O Discord é uma plataforma popular entre jogadores de games online e jovens, mas tem sido alvo de críticas e investigações devido a falhas recorrentes de moderação e checagem de idade. Essas falhas possibilitam o uso da rede para a prática e transmissão de crimes graves contra crianças e adolescentes, incluindo extorsão, chantagem e indução à automutilação.
A plataforma terá cinco dias úteis para apresentar informações sobre os mecanismos existentes para prevenir e combater violações graves contra menores. Caso sejam constatadas irregularidades, a ANPD poderá determinar medidas corretivas e aplicar sanções, incluindo multa de até R$ 50 milhões por infração.
Nesta sexta-feira, o Discord se reuniu com integrantes da Advocacia-Geral da União (AGU) para discutir medidas de adequação às normas brasileiras. Representantes da plataforma devem apresentar, até a próxima segunda-feira (10), um plano com ações para ampliar a proteção no ambiente digital.
A reunião foi solicitada pela própria plataforma e ocorreu um dia após a primeira-dama, Janja da Silva, defender a retirada do Discord do ar no Brasil, durante evento no Palácio do Planalto. Janja citou o caso de uma jovem de 13 anos, no Mato Grosso do Sul, que teria sido induzida a se suicidar durante uma transmissão na rede social.

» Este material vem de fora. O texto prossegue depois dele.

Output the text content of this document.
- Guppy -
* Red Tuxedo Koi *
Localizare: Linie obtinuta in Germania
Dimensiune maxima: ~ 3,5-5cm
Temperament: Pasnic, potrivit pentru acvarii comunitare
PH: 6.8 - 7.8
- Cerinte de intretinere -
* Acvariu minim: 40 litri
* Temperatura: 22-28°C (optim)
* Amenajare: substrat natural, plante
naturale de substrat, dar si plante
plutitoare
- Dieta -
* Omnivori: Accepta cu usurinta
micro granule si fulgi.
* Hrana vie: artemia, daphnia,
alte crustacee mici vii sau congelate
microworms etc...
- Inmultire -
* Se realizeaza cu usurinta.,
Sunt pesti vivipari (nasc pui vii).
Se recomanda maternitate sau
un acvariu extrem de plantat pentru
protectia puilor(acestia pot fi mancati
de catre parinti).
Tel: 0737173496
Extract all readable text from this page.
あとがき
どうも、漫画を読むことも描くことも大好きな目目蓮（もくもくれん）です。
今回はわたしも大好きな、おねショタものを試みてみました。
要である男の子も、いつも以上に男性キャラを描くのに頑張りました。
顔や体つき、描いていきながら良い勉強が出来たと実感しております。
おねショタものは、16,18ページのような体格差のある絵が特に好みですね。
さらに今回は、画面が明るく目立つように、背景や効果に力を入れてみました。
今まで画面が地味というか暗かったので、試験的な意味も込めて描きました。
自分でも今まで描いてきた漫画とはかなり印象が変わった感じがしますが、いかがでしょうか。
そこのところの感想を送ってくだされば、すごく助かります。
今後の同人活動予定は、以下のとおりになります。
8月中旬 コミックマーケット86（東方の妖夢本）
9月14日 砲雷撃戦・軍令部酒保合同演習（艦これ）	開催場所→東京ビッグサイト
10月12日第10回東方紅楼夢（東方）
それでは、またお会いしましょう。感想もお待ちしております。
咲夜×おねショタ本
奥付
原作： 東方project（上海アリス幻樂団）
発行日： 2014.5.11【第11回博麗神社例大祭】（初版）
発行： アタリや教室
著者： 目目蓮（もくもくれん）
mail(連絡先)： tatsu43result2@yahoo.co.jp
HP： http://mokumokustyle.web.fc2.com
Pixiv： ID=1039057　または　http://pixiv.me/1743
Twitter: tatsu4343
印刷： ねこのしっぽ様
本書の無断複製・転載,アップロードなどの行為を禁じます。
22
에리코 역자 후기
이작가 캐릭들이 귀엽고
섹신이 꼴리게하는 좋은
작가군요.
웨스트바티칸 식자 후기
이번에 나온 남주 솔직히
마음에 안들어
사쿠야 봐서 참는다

No evento, o advogado-geral da União, Jorge Messias, pediu ao Ministério da Justiça informações sobre a morte da adolescente e se comprometeu a preparar uma ação contra a plataforma. A AGU recebeu os dados nesta sexta-feira. Uma alternativa a uma decisão judicial, defendida por Janja, pode ser a assinatura de um Termo de Ajustamento de Conduta (TAC).
Interlocutores de Jorge Messias disseram à GloboNews que ainda não há data para a apresentação de uma ação contra o Discord. A AGU quer ouvir as alegações da plataforma e aguardar o plano de ação antes de tomar uma medida.